At-least-once delivery for work queue tasks. Lease-based task ownership so that if a worker dies mid-task, the work gets reassigned. Heartbeat-driven liveness eviction for detecting dead workers. Dead-letter protection for poison tasks that fail repeatedly. Bounded retries for explicit task failure. Broadcast and directed messaging between agents. Last-value cache replay for topic state.

The protocol is split into three planes: a transport plane (ZeroMQ sockets move bytes), a topology plane (routing policy decides delivery), and a coordination plane (heartbeats, leases, renewals, and redelivery).

BYOA: Bring Your Own Agent

You do not have to use Epsilon's built-in agent runtime. The BYOA adapter path lets you plug in your own agent process without changing orchestrators. This works two ways:

A function-entrypoint path where you point Epsilon at a Python function and it handles the rest. Or a stdin/stdout action-protocol path where your agent communicates through a simple JSON action protocol (log, send_message, check_messages, done, fail).

This means you can use Epsilon's orchestration, brokering, and topology management with whatever agent implementation you already have.

Demos

Epsilon ships with working demos that exercise the system at realistic scale:

Population Search CSV. Multiple agents optimize the same CSV aggregation function in parallel. Epsilon scores every candidate deterministically, captures what worked in a generation brief, and feeds the best solutions as context to the next generation. This is recursive improvement in miniature: a small, self-contained loop where you can watch the system improve across generations.

HF Entity Graph. Agents summarize and extract entities from raw document clusters. Reducers detect ambiguous entities across documents. A second wave of agents adjudicates only the ambiguous cases. This demonstrates the two-pass pattern that makes Epsilon practical for noisy, real-world extraction tasks.

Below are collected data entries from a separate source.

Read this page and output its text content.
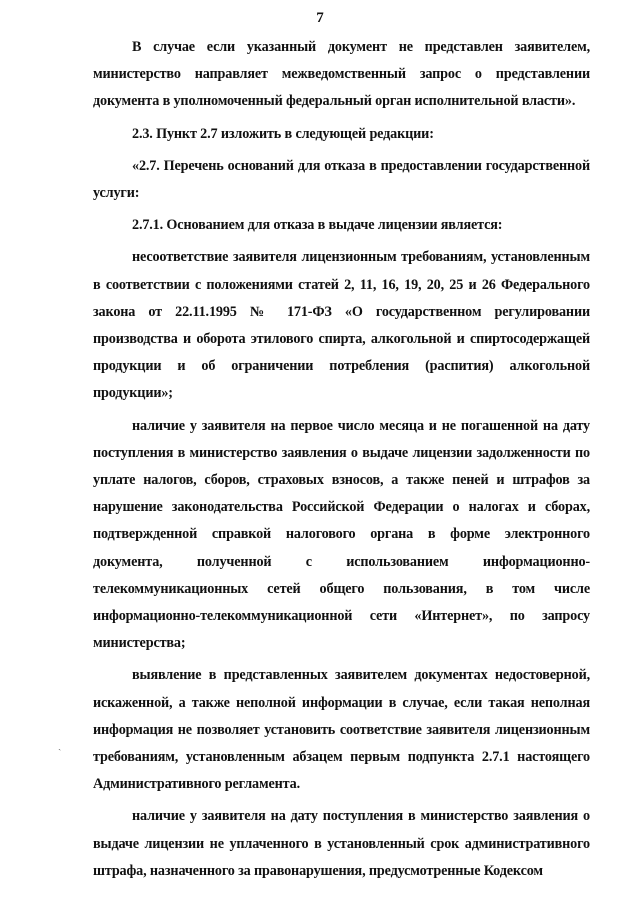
7

В случае если указанный документ не представлен заявителем, министерство направляет межведомственный запрос о представлении документа в уполномоченный федеральный орган исполнительной власти».

2.3. Пункт 2.7 изложить в следующей редакции:

«2.7. Перечень оснований для отказа в предоставлении государственной услуги:

2.7.1. Основанием для отказа в выдаче лицензии является:

несоответствие заявителя лицензионным требованиям, установленным в соответствии с положениями статей 2, 11, 16, 19, 20, 25 и 26 Федерального закона от 22.11.1995 № 171-ФЗ «О государственном регулировании производства и оборота этилового спирта, алкогольной и спиртосодержащей продукции и об ограничении потребления (распития) алкогольной продукции»;

наличие у заявителя на первое число месяца и не погашенной на дату поступления в министерство заявления о выдаче лицензии задолженности по уплате налогов, сборов, страховых взносов, а также пеней и штрафов за нарушение законодательства Российской Федерации о налогах и сборах, подтвержденной справкой налогового органа в форме электронного документа, полученной с использованием информационно-телекоммуникационных сетей общего пользования, в том числе информационно-телекоммуникационной сети «Интернет», по запросу министерства;

выявление в представленных заявителем документах недостоверной, искаженной, а также неполной информации в случае, если такая неполная информация не позволяет установить соответствие заявителя лицензионным требованиям, установленным абзацем первым подпункта 2.7.1 настоящего Административного регламента.

наличие у заявителя на дату поступления в министерство заявления о выдаче лицензии не уплаченного в установленный срок административного штрафа, назначенного за правонарушения, предусмотренные Кодексом

ˏ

Additional demos exist for benchmark harvesting across paper corpora and other research workflows. Some rely on local research data and are not featured in the top-level README.

What You Can Build

The system is general enough to support a range of workloads:

Software builds with decomposition, QA, and fix loops. Document extraction and curation workflows. Benchmark and result harvesting across large corpora. Manifest-backed workloads that fan out to hundreds or thousands of agent tasks. Recursive improvement experiments with population search. Custom agent systems using the BYOA adapter path.

Configuration

Epsilon is configured through a combination of manifest.json (model selection, iteration budgets, delegate LLM allowlists) and environment variables (API keys, broker addresses, executor backend, wave budgets). It supports OpenAI, Anthropic, and any provider accessible through LiteLLM. Docker execution is supported as an alternative to host-based execution, with published images available via GHCR.

Availability

Epsilon is available now under Apache 2.0:

This is the infrastructure we use to run our own research. The population search topology is directly relevant to our work on recursive self-improvement. The sharded queue and map reduce topologies are what we use to process large corpora for our datasets. The DAG and tree topologies are what we use for multi-agent software builds and evaluation runs.

We are releasing it because infrastructure for structured agent workloads should not be something every team builds from scratch.